Il 13 ottobre 1984, durante un incontro pubblico a Brescia, affermò di aver subito in quel periodo tentativi di corruzione per un valore di 32 miliardi di lire. Questa affermazione destò scandalo e le costò accuse da parte di esponenti di diversi partiti, cui rispose chiarendo che si trattò di tentativi di corruzione fatti non direttamente ma attraverso segnali ripetutisi nel tempo e che poté ricostruire e collegare solo più tardi.[6][10][11][12][13]
Profondamente credente, Tina Anselmi improntò tuttavia la sua attività politica sul principio della laicità. Nel 1978 firmò, in qualità di Ministro della Salute, la Legge 194 per l'interruzione volontaria della gravidanza[6].

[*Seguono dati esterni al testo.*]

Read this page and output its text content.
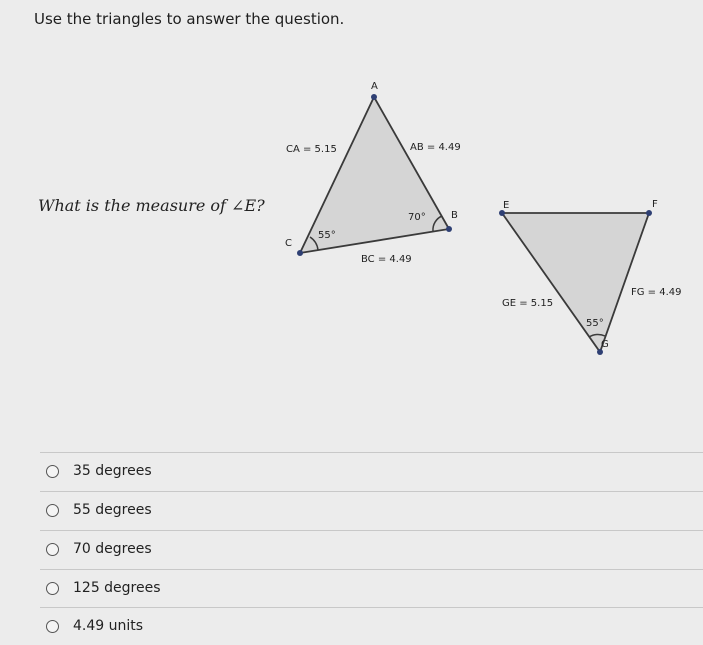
Use the triangles to answer the question.
What is the measure of ∠E?
A
B
C
CA = 5.15	AB = 4.49
BC = 4.49
70°
55°
E	F
G
GE = 5.15
FG = 4.49
55°
35 degrees
55 degrees
70 degrees
125 degrees
4.49 units
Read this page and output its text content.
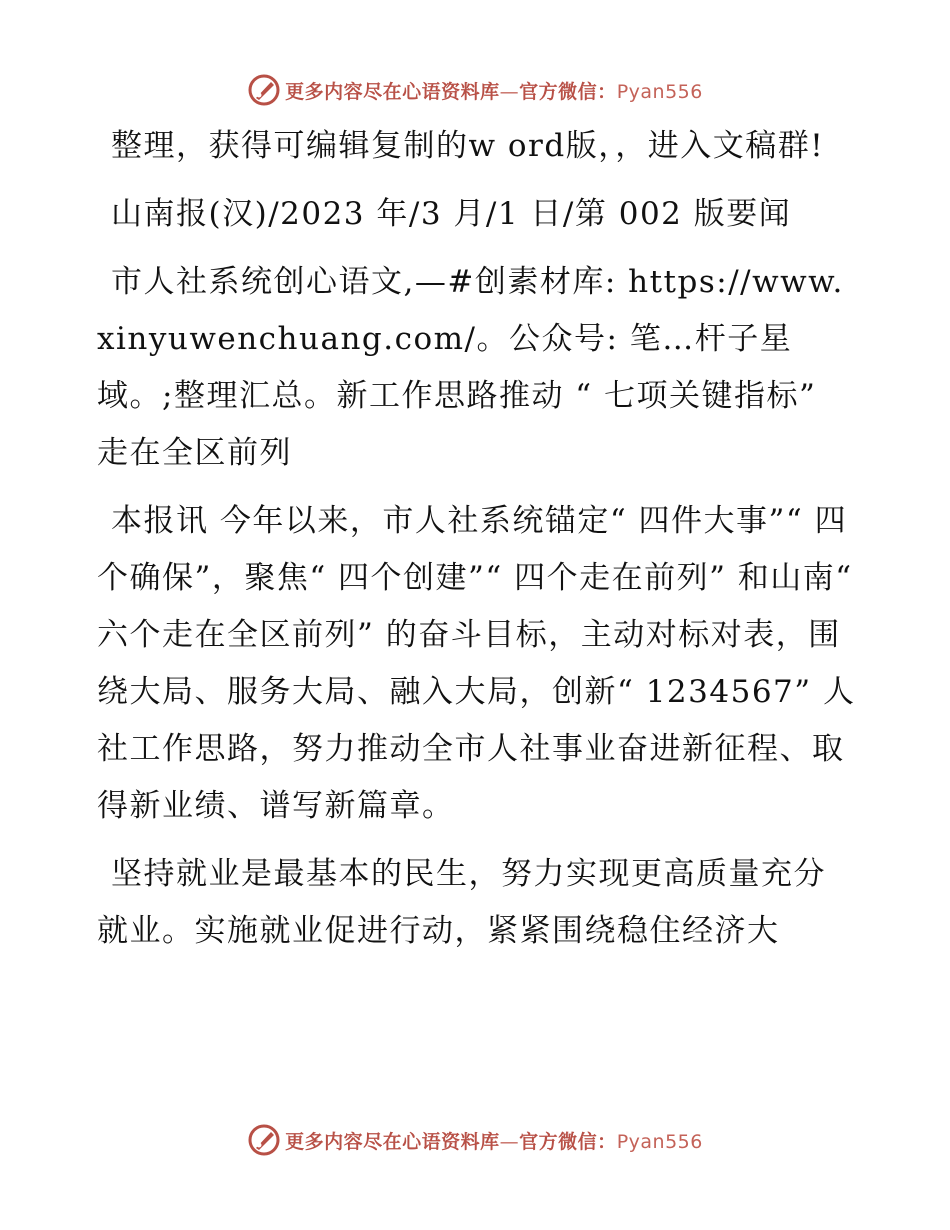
更多内容尽在心语资料库—官方微信：Pyan556

整理，获得可编辑复制的w ord版，，进入文稿群!

山南报(汉)/2023 年/3 月/1 日/第 002 版要闻

市人社系统创心语文,—#创素材库: https://www.xinyuwenchuang.com/。公众号: 笔…杆子星域。;整理汇总。新工作思路推动 “ 七项关键指标” 走在全区前列

本报讯 今年以来，市人社系统锚定“ 四件大事”“ 四个确保”，聚焦“ 四个创建”“ 四个走在前列” 和山南“ 六个走在全区前列” 的奋斗目标，主动对标对表，围绕大局、服务大局、融入大局，创新“ 1234567” 人社工作思路，努力推动全市人社事业奋进新征程、取得新业绩、谱写新篇章。

坚持就业是最基本的民生，努力实现更高质量充分就业。实施就业促进行动，紧紧围绕稳住经济大

更多内容尽在心语资料库—官方微信：Pyan556
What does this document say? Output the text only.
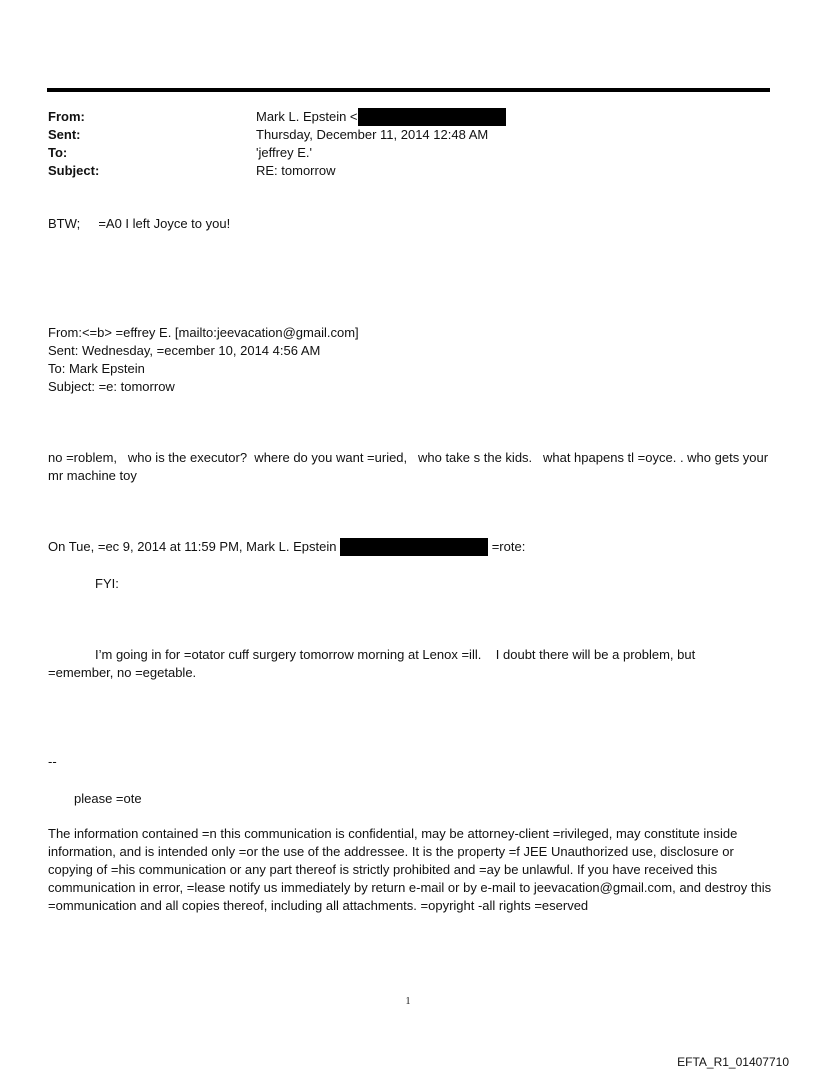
From:	Mark L. Epstein <
Sent:	Thursday, December 11, 2014 12:48 AM
To:	'jeffrey E.'
Subject:	RE: tomorrow
BTW;     =A0 I left Joyce to you!
From:<=b> =effrey E. [mailto:jeevacation@gmail.com]
Sent: Wednesday, =ecember 10, 2014 4:56 AM
To: Mark Epstein
Subject: =e: tomorrow
no =roblem,   who is the executor?  where do you want =uried,   who take s the kids.   what hpapens tl =oyce. . who gets your mr machine toy
On Tue, =ec 9, 2014 at 11:59 PM, Mark L. Epstein	=rote:
FYI:
I’m going in for =otator cuff surgery tomorrow morning at Lenox =ill.    I doubt there will be a problem, but
=emember, no =egetable.
--
please =ote
The information contained =n this communication is confidential, may be attorney-client =rivileged, may constitute inside information, and is intended only =or the use of the addressee. It is the property =f JEE Unauthorized use, disclosure or copying of =his communication or any part thereof is strictly prohibited and =ay be unlawful. If you have received this communication in error, =lease notify us immediately by return e-mail or by e-mail to jeevacation@gmail.com, and destroy this =ommunication and all copies thereof, including all attachments. =opyright -all rights =eserved
1
EFTA_R1_01407710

Nello stesso anno, nelle settimane successive al rapimento di Aldo Moro, la Anselmi fu incaricata dei contatti tra la Democrazia Cristiana e la famiglia di Moro[6].
Firmataria della legge istitutiva del Servizio Sanitario Nazionale[14], fu considerata come una "madre della Repubblica" e la sua candidatura fu proposta più volte durante le elezioni per il Capo dello Stato, prima nel '92 e poi nel 2006.[8]
Nel 1981, nel corso della VIII legislatura, venne nominata presidente della Commissione parlamentare di inchiesta sulla Loggia massonica P2 di Licio Gelli[15], che terminò i lavori nel 1985[16].
L'incarico le fu assegnato da Nilde Iotti, allora Presidente della Camera; Anselmi chiese appena quindici minuti per pensarci, telefonò a Leopoldo Elia e poi accettò l'incarico[17].
Unica donna della Commissione (composta da altri venti senatori e venti deputati), Anselmi fu la prima ad utilizzare la metafora della doppia piramide per illustrare le gerarchie di quello che definiva il "sistema P2". Questo incarico le costò insulti e delegittimazione, nonché un crescente isolamento politico negli anni successivi, anche da parte del suo stesso partito[6].
Nel maggio del 2010 ricevette nella sua villa di Castelfranco Veneto la visita del direttore del giornale Il Piave che su mandato di Licio Gelli le proponeva un incontro chiarificatore a quasi trent'anni dai fatti della P2, in quanto era stata presidente della commissione d'inchiesta. L'incontro non avvenne perché Anselmi rifiutò[18]; Gelli invece disse, mentendo come era solito, che aveva rifiutato perché malata.[19][20]
Fu più volte presa in considerazione da politici e società civile per la carica di Presidente della repubblica: nel 1992 fu il settimanale Cuore a sostenerne la candidatura e il gruppo parlamentare La Rete a votarla, mentre nel 2006 un gruppo di blogger la sostenne attraverso una campagna mediatica che prendeva le mosse dal blog "Tina Anselmi al Quirinale". In quell'occasione vennero enunciate le Dieci ragioni per candidare Tina Anselmi al Quirinale:
Nel 2004 promosse la pubblicazione di un libro intitolato Tra città di Dio e città dell'uomo. Donne cattoliche nella Resistenza veneta, di cui scrisse l'introduzione e un saggio.[21]
Tina Anselmi si è spenta nella sua abitazione di Castelfranco Veneto poco dopo la mezzanotte del 1º novembre del 2016, all'età di 89 anni: nel 2001 le era stata diagnosticata la malattia di Parkinson e negli ultimi anni un ictus aveva contribuito ad aggravare le sue condizioni di salute.[22]
Le esequie si sono tenute tre giorni dopo, il 4 novembre, nel duomo di Castelfranco Veneto e furono presiedute dall'arcivescovo di Treviso Gianfranco Agostino Gardin alla presenza dei presidenti delle due Camere[23] Pietro Grasso e Laura Boldrini e dei ministri Roberta Pinotti e Giuliano Poletti. Al termine del rito il feretro è stato tumulato all'interno della tomba di famiglia nel cimitero cittadino.